Corosync boot ordering. On reboot, if corosync.service starts before [email protected], Corosync can’t reach any peers and you lose quorum until WireGuard comes up. Fix with a systemd drop-in:

mkdir -p /etc/systemd/system/corosync.service.d
cat > /etc/systemd/system/corosync.service.d/wireguard.conf << 'EOF'
[Unit]
[email protected]
[email protected]
EOF
systemctl daemon-reload

Deploy this on all nodes.

WireGuard runtime failure. If wg-quick@wg0 stops or crashes while the cluster is running, Corosync loses all peers simultaneously. In a three-node cluster, that’s immediate quorum loss. Monitor handshake age and alert if it exceeds 180 seconds.

PVE installer /etc/hosts line. The Proxmox installer adds a line mapping your hostname to the public IP. If you add your WireGuard overlay entries below it, the overlay entries are ignored because the first match wins. Remove the installer line before adding yours.

Quorum Math

With three nodes, quorum requires two. Think about what that means for your geography. If two nodes are in one city and one is remote, the two-node site always holds quorum. The remote node going offline (or the WAN link dropping) doesn’t affect cluster operations for the majority site. This is a feature, not a limitation.

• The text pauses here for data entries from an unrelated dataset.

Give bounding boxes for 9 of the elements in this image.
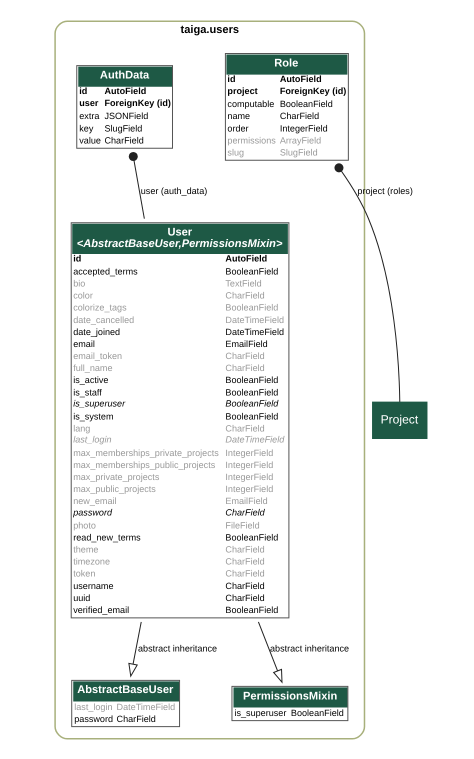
edge-label: project (roles) bbox=[357, 185, 413, 196]
edge-label: abstract inheritance bbox=[270, 642, 350, 653]
arrow bbox=[128, 621, 142, 678]
node-box: Project bbox=[372, 401, 428, 438]
arrow bbox=[258, 621, 283, 684]
edge-label: abstract inheritance bbox=[138, 642, 218, 653]
edge-label: user (auth_data) bbox=[140, 185, 208, 196]
connector bbox=[128, 151, 145, 218]
connector bbox=[334, 162, 400, 402]
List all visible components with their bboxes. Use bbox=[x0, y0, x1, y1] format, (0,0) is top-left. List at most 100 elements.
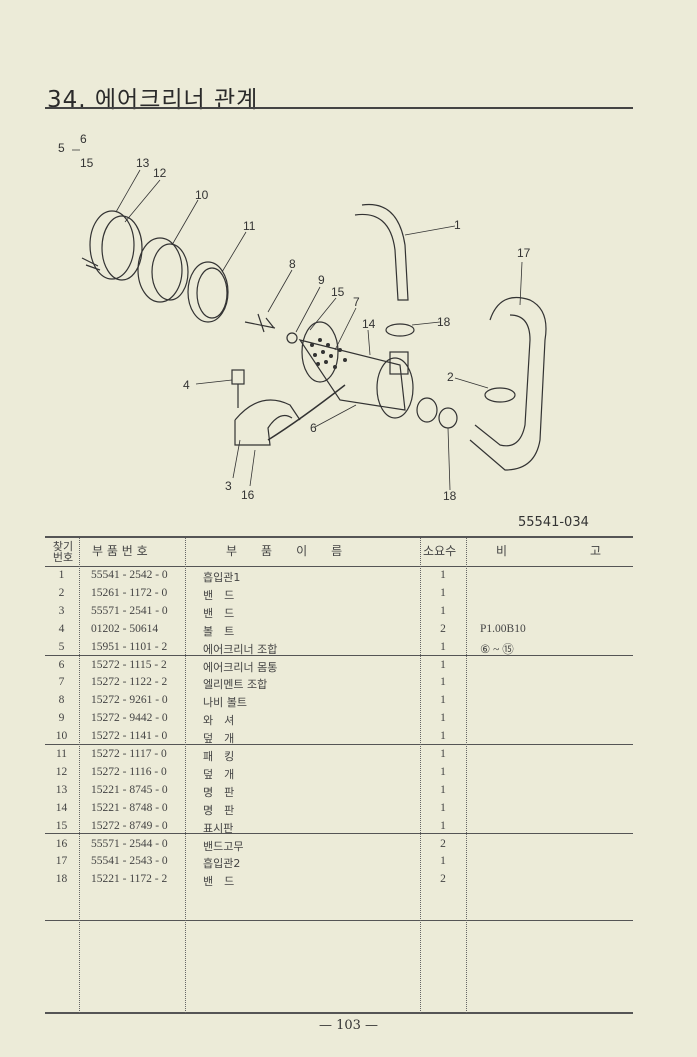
cell-qty: 1 bbox=[440, 712, 446, 725]
cell-part-no: 15221 - 8745 - 0 bbox=[91, 783, 168, 796]
cell-remarks: ⑥ ~ ⑮ bbox=[480, 643, 514, 656]
cell-name: 볼 트 bbox=[203, 624, 235, 638]
cell-name: 에어크리너 조합 bbox=[203, 642, 278, 656]
callout-18a: 18 bbox=[437, 315, 451, 329]
cell-part-no: 55541 - 2543 - 0 bbox=[91, 855, 168, 868]
cell-name: 와 셔 bbox=[203, 714, 235, 728]
cell-ref: 5 bbox=[58, 640, 65, 653]
callout-2: 2 bbox=[447, 370, 454, 384]
cover-part bbox=[137, 237, 183, 303]
cell-qty: 1 bbox=[440, 569, 446, 581]
page-number: — 103 — bbox=[318, 1018, 379, 1033]
clamp-ring-part bbox=[89, 210, 135, 280]
cell-part-no: 15272 - 1116 - 0 bbox=[91, 765, 167, 778]
cell-ref: 2 bbox=[58, 586, 65, 599]
callout-8: 8 bbox=[289, 257, 296, 271]
header-remarks-2: 고 bbox=[590, 544, 602, 558]
cell-part-no: 15272 - 1122 - 2 bbox=[91, 676, 168, 689]
cell-qty: 1 bbox=[440, 694, 446, 707]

Don’t enable Proxmox HA for VMs on the remote node initially. If the WAN link flaps, the quorum majority may fence the remote node to protect data consistency. Manage remote-site failover manually until you trust the link stability.

Bandwidth Reality

Everything shares one NIC: WireGuard overhead, Corosync heartbeats, VXLAN tunnels, VM traffic, ZFS replication. On 1GbE, a ZFS replication job can saturate the link and starve Corosync. Rate-limit replication, schedule it off-peak, and consider QoS to prioritize Corosync traffic. A dead Corosync heartbeat means a dead node declaration, and that cascades.

Was It Worth It?

We have a single Proxmox cluster spanning two cities with unified management, encrypted inter-node communication, and geographic redundancy. The GUI shows all nodes. Storage replication works across the WAN. VMs on the same site can live migrate. The WAN-tuned Corosync hasn’t lost quorum once during testing.

This isn’t how Proxmox is designed to be used. But WireGuard makes the nodes think they’re on a private LAN, and Corosync’s tunable timeouts handle the rest.

If you have bare metal in multiple sites and want a single cluster, this works.

You’re reading this from a VM on that cluster.

Thanks again to willjasen/tailmox for proving the concept and sharing the automation patterns that made this possible.


A note on PVE kernels: Proxmox ships its own kernel packages that include WireGuard natively. Avoid replacing the PVE kernel with a stock Debian or custom kernel, or WireGuard may break on upgrade.


Built with Proxmox VE 9.x, WireGuard, nftables, and stubbornness.